Digital evidence examiners have no agreed-upon certification program or list of qualifications, in addition to other issues, a report to Congress points out.

The forensic science system -- digital or otherwise -- in the United States is badly fragmented and needs a major overhaul, a congressionally mandated report said Wednesday.

The National Research Council report, "Strengthening Forensic Science in the United States: A Path Forward," was started in 2007 when Congress authorized an independent committee to study forensic practices in the United States.

The report finds that the forensic science system, upon which criminal and civil litigation depends, lacks adequate resources, talent, standards, and governance.

"The forensic science system in the United States has serious problems that can only be addressed by a national commitment to overhaul the current structure that supports the forensic science community," said committee co-chair Harry T. Edwards, senior circuit judge and chief judge emeritus of the U.S. Court of Appeals for the District of Columbia Circuit, in a Webcast press conference.

The report urges Congress to authorize and fund a new federal entity, the National Institute of Forensic Science, or NIFS, to oversee how forensic science is practiced in the United States. It also makes 12 other recommendations to strengthen the standards and practices of forensic science.

Forensic science goes beyond DNA analysis. It includes toxicology, projectile marks and tool marks, document analysis, controlled substance analysis, fire investigation analysis, trace evidence, impression analysis, blood pattern analysis, crime-scene investigation methods, "medicolegal" death investigation, and digital evidence.

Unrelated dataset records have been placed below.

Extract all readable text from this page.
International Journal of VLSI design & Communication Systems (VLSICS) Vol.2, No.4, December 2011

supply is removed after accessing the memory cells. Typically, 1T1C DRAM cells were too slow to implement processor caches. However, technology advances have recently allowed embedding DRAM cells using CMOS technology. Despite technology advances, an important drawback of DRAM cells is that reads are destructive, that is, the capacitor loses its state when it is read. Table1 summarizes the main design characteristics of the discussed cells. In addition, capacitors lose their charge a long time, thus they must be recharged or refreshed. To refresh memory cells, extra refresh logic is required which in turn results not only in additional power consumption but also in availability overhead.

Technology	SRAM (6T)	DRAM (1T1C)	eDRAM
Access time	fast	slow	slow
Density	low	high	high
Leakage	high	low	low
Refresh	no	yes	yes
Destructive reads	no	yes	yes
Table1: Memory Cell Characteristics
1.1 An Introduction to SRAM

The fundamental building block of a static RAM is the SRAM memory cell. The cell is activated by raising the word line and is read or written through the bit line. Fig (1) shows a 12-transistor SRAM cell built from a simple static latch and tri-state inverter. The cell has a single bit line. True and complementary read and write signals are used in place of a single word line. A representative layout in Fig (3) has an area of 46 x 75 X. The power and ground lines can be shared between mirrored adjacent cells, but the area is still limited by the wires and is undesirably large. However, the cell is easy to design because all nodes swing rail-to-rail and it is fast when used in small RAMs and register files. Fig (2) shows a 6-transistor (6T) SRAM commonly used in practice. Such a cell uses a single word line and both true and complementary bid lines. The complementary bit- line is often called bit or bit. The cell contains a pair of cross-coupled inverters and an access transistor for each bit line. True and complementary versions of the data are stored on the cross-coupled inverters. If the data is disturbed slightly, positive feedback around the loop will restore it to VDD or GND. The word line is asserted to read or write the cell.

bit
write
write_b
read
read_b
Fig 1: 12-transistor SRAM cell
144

Yet it's only DNA analysis that stands firmly grounded in science when it comes to linking individuals to evidence. "[N]o forensic method other than nuclear DNA analysis has been rigorously shown to have the capacity to consistently and with a high degree of certainty support conclusions about 'individualization' (more commonly known as 'matching' of an unknown item of evidence to a specific known source)," the report states.